Enviada em 26/10/2020

Em séculos passados, a alimentação era extremamente diferente do que é hoje. Os povos viviam à base de caça e pesca, e, como ainda não existia eletricidade e muito menos a geladeira, era um grande desafio conservar os alimentos. No entanto, está totalmente mudado, tendo os meios de conservação, além dos diversos alimentos ultraprocessados e industrializados.

Primeiramente, com a globalização, diversas técnicas foram desenvolvidas a fim de conservar os alimentos fabricados com vários ingredientes, como o sal, açúcar, óleos e gorduras. Segundo o IBGE (Instituto Brasileiro de Geografia e Estatística), cerca de um quinto (19,7%) da população brasileira com dez ou mais anos de idade consome esses ultraprocessados.

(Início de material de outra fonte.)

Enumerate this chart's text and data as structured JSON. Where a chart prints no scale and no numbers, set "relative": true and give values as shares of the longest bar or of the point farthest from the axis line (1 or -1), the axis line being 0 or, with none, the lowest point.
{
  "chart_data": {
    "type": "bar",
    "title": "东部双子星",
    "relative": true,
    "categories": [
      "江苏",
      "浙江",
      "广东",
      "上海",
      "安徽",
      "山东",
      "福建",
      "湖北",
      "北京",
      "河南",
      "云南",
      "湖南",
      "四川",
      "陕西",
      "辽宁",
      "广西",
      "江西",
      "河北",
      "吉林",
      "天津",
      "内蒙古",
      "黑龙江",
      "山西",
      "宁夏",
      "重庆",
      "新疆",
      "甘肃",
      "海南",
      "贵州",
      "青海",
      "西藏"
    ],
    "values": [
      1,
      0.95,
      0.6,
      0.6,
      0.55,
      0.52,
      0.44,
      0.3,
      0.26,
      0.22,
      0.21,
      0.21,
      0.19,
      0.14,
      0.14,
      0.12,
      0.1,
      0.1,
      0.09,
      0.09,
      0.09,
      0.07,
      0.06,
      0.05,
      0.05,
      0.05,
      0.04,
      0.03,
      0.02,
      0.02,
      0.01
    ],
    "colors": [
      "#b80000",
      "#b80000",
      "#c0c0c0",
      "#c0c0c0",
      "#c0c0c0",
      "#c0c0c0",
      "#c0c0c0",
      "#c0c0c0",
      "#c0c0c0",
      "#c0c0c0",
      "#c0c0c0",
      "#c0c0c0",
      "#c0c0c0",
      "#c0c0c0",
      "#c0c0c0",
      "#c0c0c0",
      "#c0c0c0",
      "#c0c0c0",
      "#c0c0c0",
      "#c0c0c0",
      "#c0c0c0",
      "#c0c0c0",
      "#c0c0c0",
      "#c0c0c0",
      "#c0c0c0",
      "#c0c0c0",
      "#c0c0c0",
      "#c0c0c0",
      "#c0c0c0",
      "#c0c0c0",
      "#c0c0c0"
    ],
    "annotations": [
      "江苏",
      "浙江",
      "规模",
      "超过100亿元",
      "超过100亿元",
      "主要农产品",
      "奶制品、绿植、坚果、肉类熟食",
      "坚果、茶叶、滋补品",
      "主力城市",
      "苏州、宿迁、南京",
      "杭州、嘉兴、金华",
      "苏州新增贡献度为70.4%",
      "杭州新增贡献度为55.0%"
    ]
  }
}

Eles são bastante ofensivos à saúde, capazes de gerar um maior risco cardiometabólico - principalmente pelo desenvolvimento da síndrome metabólica, sobrepeso e a redução do colesterol do tipo HDL (colesterol bom).

É interessante reiterar que as redes sociais das indústrias de “fast-food” podem induzir negativamente a rotina alimentar das pessoas, Segundo uma pesquisa realizada nos EUA pela Ogilvy - ChatThreads junto a consumidores de restaurantes de “fast-food” revelou que indivíduos expostos a conteúdo de mídias sociais têm muito mais propensão a aumentar seus gastos e consumo do que pessoas não expostas.

Em vista dos argumentos apresentados, faz-se necessário, portanto, que as autoridades governamentais liberem verbas para as escolas contratarem uma nutricionista para auxiliar na alimentação das crianças e adolescentes, para que futuramente não haja adultos obesos. É de extrema relevância que o Governo Federal oriente a humanidade com dicas de alimentos saudáveis, através de panfletos e propagandas, com o intuito de manter todos com uma alimentação correta e saudável.